AFN blasts Yukon, federal gov'ts for allowing salmon 'habitat destruction'

The Assembly of First Nations (AFN) is slamming the federal and Yukon governments over their management of Yukon River salmon, which the national advocacy organization says are hurtling toward extinction.

"The Government of Yukon is one of the principal actors in the authorization of habitat destruction or modification," states a recent missive from AFN to a federal committee, about salmon in the watershed.

"The AFN recommends seeking to better understand key threats to freshwater habitat, such as habitat destruction associated with placer mining and other development projects, and linking those threats to the regulations and policies that permit threats to continue.

"As such, the Government of Yukon is an essential partner in rebuilding these stocks and restoring their habitats."

For months the standing committee on fisheries and oceans — which is made up of MPs, including Yukon MP Brendan Hanley, who pushed for the committee to examine the issue — has been hearing testimony from witnesses including chiefs, biologists and fish harvesters. Some have submitted position papers, just like the AFN.

"Without salmon, Yukon First Nations are experiencing poverties [sic] of culture and spirit," reads the AFN's paper, which says chinook and chum salmon are facing twinning emergencies.

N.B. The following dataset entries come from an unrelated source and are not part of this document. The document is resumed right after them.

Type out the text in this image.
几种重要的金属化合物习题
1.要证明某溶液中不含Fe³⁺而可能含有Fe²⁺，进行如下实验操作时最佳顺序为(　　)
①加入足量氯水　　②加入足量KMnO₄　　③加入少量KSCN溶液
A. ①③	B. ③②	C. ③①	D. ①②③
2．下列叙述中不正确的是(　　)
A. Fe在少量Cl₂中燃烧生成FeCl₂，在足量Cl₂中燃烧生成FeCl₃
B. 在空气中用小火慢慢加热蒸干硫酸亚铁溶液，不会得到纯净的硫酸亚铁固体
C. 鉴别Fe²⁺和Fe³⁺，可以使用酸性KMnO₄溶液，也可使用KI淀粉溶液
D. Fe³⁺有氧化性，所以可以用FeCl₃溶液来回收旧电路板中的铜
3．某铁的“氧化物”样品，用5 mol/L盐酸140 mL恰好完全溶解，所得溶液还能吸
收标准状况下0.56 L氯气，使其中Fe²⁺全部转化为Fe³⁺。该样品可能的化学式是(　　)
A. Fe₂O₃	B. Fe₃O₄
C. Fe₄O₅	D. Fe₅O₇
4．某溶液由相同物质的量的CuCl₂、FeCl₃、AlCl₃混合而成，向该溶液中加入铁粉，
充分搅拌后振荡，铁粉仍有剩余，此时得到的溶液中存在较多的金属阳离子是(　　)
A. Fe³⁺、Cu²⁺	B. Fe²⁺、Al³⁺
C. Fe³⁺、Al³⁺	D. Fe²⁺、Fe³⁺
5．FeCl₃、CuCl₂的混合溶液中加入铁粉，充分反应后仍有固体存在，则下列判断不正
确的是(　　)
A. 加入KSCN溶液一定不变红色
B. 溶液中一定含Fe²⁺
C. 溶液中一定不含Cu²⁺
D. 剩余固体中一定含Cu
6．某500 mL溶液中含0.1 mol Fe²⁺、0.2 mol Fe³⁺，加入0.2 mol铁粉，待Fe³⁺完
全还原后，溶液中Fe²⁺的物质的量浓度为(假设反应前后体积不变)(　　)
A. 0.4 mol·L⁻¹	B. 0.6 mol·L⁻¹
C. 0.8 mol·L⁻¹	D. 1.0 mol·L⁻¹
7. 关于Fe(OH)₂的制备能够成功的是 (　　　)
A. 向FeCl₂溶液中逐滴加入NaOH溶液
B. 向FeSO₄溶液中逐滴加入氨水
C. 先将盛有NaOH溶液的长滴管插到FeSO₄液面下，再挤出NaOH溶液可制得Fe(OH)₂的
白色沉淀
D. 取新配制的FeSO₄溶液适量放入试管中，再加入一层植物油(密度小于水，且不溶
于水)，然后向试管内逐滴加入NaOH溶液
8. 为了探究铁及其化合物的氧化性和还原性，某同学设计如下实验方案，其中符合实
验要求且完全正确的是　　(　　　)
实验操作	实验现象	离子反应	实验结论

"[First Nations] are mourning the loss of their heritage and the loss of intergenerational teachings."

The AFN has similar words for Fisheries and Oceans Canada (DFO), and calls on Ottawa to avoid signing off on development in known salmon habitat.

Other recommendations from AFN include looking at threats in the marine environment, where salmon spend part of their life-cycle, and finding ways to mitigate those. The AFN is also urging the minister of DFO and the prime minister to launch a federal inquiry into the precipitous decline of Canadian-origin chinook, in concert with Yukon First Nations.

The AFN's national chief wasn't available for an interview. The organization's Yukon office didn't respond to multiple requests for comment.

Yukon environment minister pressed by MPs

Yukon Environment Minister Nils Clarke recently testified during a meeting of the parliamentary committee, which urged him to respond to flak from salmon experts that the territorial government is failing the species.

Earlier this year, the Yukon Salmon Sub-Committee accused the Yukon government of absolving itself of responsibility for salmon and deflecting to Ottawa; and said the territory has taken little action to protect salmon through things like more stringent mining regulations.

The former chair of the Yukon Salmon Sub-Committee recently told CBC that while the federal government oversees habitat in riparian zones — which can include streams, rivers, and wetlands — it's the Yukon government that has jurisdiction over territorial land, including what's upslope from where the fish spawn.

On this, committee member Lisa Marie Barron, an NDP MP from B.C., pressed Clarke who largely dodged the question.

"I have no intention of continuing to just say that the federal government is the only responsible party, but they are the senior level of government and they do have that responsibility," Clarke told the committee.

Yukon highways and public works minister Nils Clarke speaks at a press conference at the Council of Yukon First Nations office in Whitehorse on Oct. 4, 2021.
Yukon Environment Minister Nils Clarke at a news conference in 2021. (Jackie Hong/CBC )

A Yukon cabinet spokesperson said in an email the territory is committed to restoring salmon.

"We recognize the importance of engaging with affected Yukon First Nations on every mining and mineral exploration application and we take potential impacts to salmon seriously," Laura Seeley said.

"We will continue to work with partners to understand and mitigate the impacts of development projects, including placer mining, on freshwater habitats. We are dedicated to implementing regulations and policies that support the restoration and rebuilding of salmon stocks."

Clarke was the committee's final witness last week. Now the committee will prepare a report for the House of Commons based on what it's heard.

Hanley told CBC News the standing committee review of salmon is intended to build on the seven-year chinook fishing moratorium, signed by the federal government and State of Alaska this spring.

"We have an opportunity — it's critical now — to do something, to get that bi-national cooperation and rebuild stocks.

"I'm hoping the AFN brief, the other recommendations, testimony — ultimately the report and recommendations — are just going to help us move that needle further."